– Говорю, дождь должен быть сегодня, – улыбнулся дед.
– Ой, знахарь! – старуха махнула рукой. – Он всё знает. Знахарь, итить колотить.
Бабушка Прасковея ещё с вечера наказала мужу не будить детей с утра пораньше, а дать им понежиться. Вчера хорошо потрудились в саду, натаскались корзин с яблоками. Какие спустили в погреб, какие спрятали на чердаке в сене. Это те яблоки, которые не долежат до весны. А даже если и замёрзнут, то и зимой можно достать с чердака, принести в хату, оттаять, вот и будет детишкам в радость.
– Успеется и с твоей рыбалкой, и с козой. Лучше подкопай мне картошки несколько рядков. А сам потом и погонишь козу. А мы с ребятишками картошкой займёмся. Толку с ними больше в хозяйстве, чем от тебя.
– Ну-у-у, завела шарманку, – беззлобно ответил дед. – Рано ты меня списала со счетов, рано.
Однако новый день начался совершенно не так, как планировали старики.
К избе деда Макара подъехал возок, который сопровождали двое верховых.
На рукавах форменной одежды у каждого из них был жёлто-синяя нашивка.
Из возка соскочил один из полицаев.
У него на рукаве красовался такая же нашивка, поверх которой ещё изображён был и трезубец.
«Офицер, начальник», – отметил для себя дед Макар, стоя во дворе.
Наглядно старик знал их в лицо почти всех. Как-никак, буковинцы квартировали в бывшей школе, что в центре села, уже почти полгода, охраняли сначала строительство складов, а потом и сами склады.
Ещё один полицай спешился.
Третий остался верхом на лошади. Только снял винтовку из-за спины, положил на колени.
Двое тут же направились к избе.
– Доброго это… – сняв шапку, дед поклонился гостям, когда те ступили во двор. – Чего это вдруг спозаранку к нам? Случилось чего?

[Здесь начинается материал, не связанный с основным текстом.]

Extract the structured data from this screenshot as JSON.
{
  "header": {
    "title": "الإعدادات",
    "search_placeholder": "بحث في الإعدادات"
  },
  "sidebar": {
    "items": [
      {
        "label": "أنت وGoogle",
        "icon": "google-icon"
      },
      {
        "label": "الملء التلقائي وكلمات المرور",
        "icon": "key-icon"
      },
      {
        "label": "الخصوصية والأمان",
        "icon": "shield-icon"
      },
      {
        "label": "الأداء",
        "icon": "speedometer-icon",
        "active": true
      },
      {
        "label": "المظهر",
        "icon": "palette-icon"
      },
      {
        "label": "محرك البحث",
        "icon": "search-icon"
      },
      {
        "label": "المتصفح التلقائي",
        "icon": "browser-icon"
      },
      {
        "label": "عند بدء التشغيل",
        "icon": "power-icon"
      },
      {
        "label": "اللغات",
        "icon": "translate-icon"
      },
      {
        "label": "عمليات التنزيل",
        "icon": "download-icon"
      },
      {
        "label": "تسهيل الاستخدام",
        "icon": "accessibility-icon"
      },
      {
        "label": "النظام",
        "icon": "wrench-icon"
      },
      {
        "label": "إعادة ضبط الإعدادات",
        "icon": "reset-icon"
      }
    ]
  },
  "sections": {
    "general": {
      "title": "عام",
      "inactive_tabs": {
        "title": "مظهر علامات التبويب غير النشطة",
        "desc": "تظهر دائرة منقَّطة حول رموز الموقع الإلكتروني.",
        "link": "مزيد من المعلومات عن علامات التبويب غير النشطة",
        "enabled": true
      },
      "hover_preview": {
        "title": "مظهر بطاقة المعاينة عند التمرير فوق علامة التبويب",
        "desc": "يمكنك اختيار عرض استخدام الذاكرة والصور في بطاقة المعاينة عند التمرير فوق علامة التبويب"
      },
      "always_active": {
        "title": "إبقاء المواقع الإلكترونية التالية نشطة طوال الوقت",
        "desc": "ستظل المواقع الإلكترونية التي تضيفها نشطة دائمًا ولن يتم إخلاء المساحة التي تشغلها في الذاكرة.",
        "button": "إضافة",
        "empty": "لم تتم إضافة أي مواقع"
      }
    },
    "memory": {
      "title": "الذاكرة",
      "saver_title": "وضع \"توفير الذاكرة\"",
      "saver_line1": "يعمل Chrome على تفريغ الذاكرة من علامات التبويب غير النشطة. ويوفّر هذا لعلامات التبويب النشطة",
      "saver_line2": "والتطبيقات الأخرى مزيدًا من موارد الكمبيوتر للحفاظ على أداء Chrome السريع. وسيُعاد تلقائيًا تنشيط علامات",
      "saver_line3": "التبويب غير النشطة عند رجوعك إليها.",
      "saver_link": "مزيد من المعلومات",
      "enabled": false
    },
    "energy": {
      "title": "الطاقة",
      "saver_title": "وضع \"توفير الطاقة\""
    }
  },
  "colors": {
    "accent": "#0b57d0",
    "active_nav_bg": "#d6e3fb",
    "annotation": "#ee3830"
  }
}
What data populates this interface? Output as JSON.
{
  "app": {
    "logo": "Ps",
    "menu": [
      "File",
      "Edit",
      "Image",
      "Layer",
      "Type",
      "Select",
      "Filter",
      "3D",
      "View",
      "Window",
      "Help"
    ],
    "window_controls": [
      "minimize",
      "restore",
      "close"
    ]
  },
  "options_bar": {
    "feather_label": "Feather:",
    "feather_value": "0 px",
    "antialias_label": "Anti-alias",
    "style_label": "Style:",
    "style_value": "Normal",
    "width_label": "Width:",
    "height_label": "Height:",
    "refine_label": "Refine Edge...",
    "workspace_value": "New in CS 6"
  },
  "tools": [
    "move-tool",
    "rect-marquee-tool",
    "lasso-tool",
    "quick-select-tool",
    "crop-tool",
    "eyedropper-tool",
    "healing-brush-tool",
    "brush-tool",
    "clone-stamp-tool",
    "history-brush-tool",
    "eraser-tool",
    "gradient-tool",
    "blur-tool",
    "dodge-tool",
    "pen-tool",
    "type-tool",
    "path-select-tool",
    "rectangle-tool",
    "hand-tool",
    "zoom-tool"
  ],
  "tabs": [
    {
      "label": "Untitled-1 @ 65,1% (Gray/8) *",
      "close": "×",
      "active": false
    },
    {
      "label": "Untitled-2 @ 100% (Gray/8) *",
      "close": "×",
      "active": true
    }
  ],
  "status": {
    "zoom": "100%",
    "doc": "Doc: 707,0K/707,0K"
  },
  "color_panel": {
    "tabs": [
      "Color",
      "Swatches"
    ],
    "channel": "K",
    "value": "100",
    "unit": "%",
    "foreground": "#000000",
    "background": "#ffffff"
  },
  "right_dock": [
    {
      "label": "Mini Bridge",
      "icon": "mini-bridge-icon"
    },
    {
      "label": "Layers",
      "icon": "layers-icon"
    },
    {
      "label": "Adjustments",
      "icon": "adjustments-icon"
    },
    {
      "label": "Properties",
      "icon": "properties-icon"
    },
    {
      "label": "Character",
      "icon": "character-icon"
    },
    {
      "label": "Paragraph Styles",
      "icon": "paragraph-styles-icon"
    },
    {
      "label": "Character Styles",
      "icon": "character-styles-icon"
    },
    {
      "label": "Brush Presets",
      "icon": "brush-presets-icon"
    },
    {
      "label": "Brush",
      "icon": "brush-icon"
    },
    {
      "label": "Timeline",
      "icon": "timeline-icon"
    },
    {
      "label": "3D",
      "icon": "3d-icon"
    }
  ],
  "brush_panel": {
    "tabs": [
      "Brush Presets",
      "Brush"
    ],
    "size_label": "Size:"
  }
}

– Девка где, старый? – крикнул тот, который шёл первым. – Пацан где?
Второй полицай забежал в дом и уже через минуту, ухватив за косу, вытащил во двор Лиду.
Уцепившись полицаю в руку, выбежал и Андрей.
– Отпусти! Отпусти сестру! – кричал мальчишка.
Изловчившись, полицай извернулся и с силой ударил Андрея сапогом в пах.
Скорчившись от боли, мальчишка рухнул посреди двора.
Следом из хаты, тяжело дыша, появилась и бабушка Прасковея.
Руками прижимала разорванную на груди кофту, фартук свисал лоскутами поверх спадницы. Растрепанные седые волосы топорщились из-под платка.
Ещё мгновение назад она пыталась вырвать из рук полицая девчонку.
– Ах… о… – хватала ртом воздух, встала на колени рядом с Андреем, прижала голову ребёнка к груди. – За что? За что, господи? Это ж дети, детки, за что ж их так?
В это время полицай, вытянув руку, с силой толкнул от себя Лиду.
Девчонка ещё успела сделать несколько шажков, спотыкаясь, и упала на землю.
Дед Макар то подбегал к старухе и Андрею, то тут же возвращался к девчонке.
– Это… это… что ж это деется, люди добрые? – ни к кому не обращаясь, лепетал старик. – Куда ж это… как же так это? За что это?
Наконец, опустился на колени, принялся поднимать с земли девчонку.
– Лидочка, Лидуся, золотце мое, – шептал дед Макар. – Терпи, терпи, моя хорошая, терпи. Бог велел терпеть, вот и потерпим чуток, потерпим. А там и благодать наступит. Наступит, поверь мне, Лидуся.
А сам прижимал и прижимал голову Лиды к груди, не переставая успокаивать:
– Прижмись ко мне, золотце моё, прижмись. Я заберу твою боль, заберу, – шептал старик.
Голос срывался, дрожал.
– Прижмись, и тебе будет легче, Лидуся. Вот видишь, уже легче, не так больно.
Девчонка обхватила старика, уткнулась лицом в грудь, всхлипывала.
Из головы, из-под вырванных волос кровь сначала появилась на затылке, скапливалась там, потом тоненькой струйкой стекала на спину.